The system, time and money it would take to check all this work before it’s uploaded, with thousands of videos being uploaded to YouTube every day, YouTube wouldn’t have been what they are if they did this. It wouldn’t have been a great way for listeners to listen to the music for free, or for the artists and labels to reach out to listeners without listeners having to pay for a subscription each month. Not everyone can afford that. But YouTube have a good way of trying to fix this when the rightfull owner discovers the deed of someone illegally sharing their property.
And it’s really not that hard to discover. Not hard at all.
There are monitoring-systems that can be used to catch everything that is published on the internet.
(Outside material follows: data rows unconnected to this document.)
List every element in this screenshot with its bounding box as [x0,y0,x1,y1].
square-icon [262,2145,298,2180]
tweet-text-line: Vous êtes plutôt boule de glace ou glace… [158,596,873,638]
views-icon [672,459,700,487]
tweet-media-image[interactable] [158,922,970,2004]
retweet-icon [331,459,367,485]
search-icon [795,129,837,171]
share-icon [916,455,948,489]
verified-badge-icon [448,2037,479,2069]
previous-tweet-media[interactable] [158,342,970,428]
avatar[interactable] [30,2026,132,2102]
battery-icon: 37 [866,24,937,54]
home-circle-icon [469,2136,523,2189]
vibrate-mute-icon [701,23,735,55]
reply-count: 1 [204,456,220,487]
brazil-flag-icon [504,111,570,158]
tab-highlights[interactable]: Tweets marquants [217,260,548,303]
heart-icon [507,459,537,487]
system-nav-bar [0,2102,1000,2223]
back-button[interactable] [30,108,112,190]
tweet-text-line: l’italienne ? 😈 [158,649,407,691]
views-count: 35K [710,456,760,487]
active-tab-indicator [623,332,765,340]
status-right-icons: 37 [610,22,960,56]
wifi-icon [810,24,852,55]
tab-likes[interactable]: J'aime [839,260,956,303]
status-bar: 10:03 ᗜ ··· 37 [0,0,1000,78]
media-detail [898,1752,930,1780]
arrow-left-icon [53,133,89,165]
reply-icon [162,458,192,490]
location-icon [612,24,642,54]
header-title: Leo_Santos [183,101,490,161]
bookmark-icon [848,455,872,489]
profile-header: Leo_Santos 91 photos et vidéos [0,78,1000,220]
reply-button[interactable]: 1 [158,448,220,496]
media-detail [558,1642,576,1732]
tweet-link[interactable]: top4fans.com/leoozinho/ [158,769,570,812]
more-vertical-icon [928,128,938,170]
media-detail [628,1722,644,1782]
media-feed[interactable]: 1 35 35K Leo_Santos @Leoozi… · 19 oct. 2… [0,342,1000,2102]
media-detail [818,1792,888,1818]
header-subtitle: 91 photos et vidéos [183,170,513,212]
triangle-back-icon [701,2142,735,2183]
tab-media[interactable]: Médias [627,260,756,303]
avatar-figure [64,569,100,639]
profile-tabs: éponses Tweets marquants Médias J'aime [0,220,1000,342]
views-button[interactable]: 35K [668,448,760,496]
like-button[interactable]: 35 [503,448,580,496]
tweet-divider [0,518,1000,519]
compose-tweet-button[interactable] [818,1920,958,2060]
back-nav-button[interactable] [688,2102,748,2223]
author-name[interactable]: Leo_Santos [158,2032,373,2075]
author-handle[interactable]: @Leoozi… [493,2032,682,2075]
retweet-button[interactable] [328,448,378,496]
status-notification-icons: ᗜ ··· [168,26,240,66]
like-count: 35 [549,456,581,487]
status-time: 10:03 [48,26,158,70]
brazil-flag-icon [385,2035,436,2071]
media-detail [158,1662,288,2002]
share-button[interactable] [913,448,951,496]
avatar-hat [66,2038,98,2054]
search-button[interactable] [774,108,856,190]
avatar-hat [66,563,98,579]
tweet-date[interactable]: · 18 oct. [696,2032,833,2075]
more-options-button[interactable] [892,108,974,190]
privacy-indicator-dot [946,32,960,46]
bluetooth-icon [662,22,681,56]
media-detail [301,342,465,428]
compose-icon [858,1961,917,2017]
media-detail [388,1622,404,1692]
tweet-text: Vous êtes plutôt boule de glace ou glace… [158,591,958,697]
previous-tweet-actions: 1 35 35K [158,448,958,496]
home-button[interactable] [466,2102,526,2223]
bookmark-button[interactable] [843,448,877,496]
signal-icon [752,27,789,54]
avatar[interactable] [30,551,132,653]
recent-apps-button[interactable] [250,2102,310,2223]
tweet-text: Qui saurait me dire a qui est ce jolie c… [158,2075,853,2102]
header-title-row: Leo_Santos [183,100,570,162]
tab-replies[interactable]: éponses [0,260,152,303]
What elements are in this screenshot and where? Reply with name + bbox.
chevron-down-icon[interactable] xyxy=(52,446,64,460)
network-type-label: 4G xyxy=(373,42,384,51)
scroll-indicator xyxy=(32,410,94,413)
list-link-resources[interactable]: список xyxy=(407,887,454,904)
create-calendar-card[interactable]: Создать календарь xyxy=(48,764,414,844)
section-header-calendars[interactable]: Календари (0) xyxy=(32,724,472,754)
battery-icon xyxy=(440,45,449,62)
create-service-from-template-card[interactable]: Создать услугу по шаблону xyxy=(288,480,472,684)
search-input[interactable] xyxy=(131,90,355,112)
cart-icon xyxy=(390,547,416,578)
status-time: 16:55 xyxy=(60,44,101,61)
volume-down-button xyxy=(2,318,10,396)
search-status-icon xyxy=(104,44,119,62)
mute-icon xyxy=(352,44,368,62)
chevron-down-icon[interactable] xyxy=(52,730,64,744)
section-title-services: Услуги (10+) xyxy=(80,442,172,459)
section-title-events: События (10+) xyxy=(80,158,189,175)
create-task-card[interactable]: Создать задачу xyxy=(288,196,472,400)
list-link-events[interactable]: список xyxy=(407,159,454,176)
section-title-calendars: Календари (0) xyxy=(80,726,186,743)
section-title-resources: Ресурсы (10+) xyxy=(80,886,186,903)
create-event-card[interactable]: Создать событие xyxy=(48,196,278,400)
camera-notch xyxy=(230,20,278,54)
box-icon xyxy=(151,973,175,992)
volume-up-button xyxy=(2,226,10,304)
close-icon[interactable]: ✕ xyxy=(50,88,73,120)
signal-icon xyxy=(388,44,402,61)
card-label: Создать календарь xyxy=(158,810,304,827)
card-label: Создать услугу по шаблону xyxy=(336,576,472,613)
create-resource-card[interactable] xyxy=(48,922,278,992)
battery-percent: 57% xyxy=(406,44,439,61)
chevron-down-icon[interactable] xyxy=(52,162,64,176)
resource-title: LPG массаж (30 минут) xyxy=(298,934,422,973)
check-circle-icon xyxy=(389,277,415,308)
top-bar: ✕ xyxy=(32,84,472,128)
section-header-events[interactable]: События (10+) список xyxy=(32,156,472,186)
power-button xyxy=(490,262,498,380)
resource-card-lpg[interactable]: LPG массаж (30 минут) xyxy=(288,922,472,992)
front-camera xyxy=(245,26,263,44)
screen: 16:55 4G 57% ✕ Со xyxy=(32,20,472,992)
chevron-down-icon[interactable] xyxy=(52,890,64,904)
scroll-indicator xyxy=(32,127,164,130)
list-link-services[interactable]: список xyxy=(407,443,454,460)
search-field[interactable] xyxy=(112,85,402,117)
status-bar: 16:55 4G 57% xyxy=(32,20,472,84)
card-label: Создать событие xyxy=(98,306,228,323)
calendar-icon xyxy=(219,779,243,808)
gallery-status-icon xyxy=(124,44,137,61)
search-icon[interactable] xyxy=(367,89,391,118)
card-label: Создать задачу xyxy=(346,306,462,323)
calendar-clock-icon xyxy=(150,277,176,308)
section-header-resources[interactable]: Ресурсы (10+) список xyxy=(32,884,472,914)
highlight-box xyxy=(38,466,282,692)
Some are free, like google alerts, and some costs a little. They all have the same effect; sending you a warning or message that someone’s mentioned you on the world wide web. And also provides you with a link to where you are mentioned, based on the words you would like it to monitor for you. Like YouTube for example. so, easy-peasy.
Once we get a notice like this, we of course checks it out. If it is a review, or something like that, we love to share it. But when it is our property being illagelly shared or sold by others, we react. We send a take-down request, along with legal documents that states that this is our property that someone else is selling, and that they do not have the rights to do so.
This also goes for YouTube. They have a form we fill out, to take it down. Once the form is filled out, there’s a box we can check, that asks YouTube to keep an open eye for similar uploads in the future. To monitor if someone else is trying to upload it. How well this works, we don’t know, but we do think it works rather ok, because we see less and less take-downs of music that we’ve allready taken down.
“So why has someone else uploaded your music, and why can’t I do it?”
Well, that question requires us to look at three things;
1. Has the music been published by another label or are we the first to publish it?
2. Is that channel owned by the band or one of it’s artists? Or even previous label?
3. Did they perhaps ask and get permission from us?
We do not only publish new music, but sometimes re-publish music that has been released before. And if a YouTube-‘promotuer’ has published the music before the artists signed with us, we must assume they have ask and gotten the rights to do so. Either from the previous label, or the artists themselves. Then we do not go thru the hassle of trying to take it down. Not even sure YouTube would allow us to do it, because the music was published before the agreement between our label and the artist was signed.
There DO exists some honest people, that sends us a request if it is ok for them to upload our music, before they do it. And those people are much appriciated. We try do meet them as best as we can. But when it comes to people that just uploads our music, without asking… They do not get the same treatment.
We usually give them the standard time to take the illegally shared property down. 7 days on YouTube, 21 days elsewhere. But there has been times that some channels have learned the hard way that uploading illegally gets your channel shut down immediatly. We do not of course wish to do this, so we always use 7 days on YouTube.
Don’t be a thief!
It is, like we said, very easy to find, download and share other artists music on YouTube. But it is not legal, unless you have gotten permission from the one holding the rights. That is usually the artist or the label. Sharing music you don’t have the rights for, IS stealing. No mather if you’re making money of it or not. Sharing, but not profiting also means that the artists are not profiting from their own work.
So think about that the next time you wish to “promote” others music. Or do it the right way: Create a playlist based on the allready uploaded music from the artists or labels own channel. You might still get the subscribes, but at least the owners of the music will get what is rightfully theirs.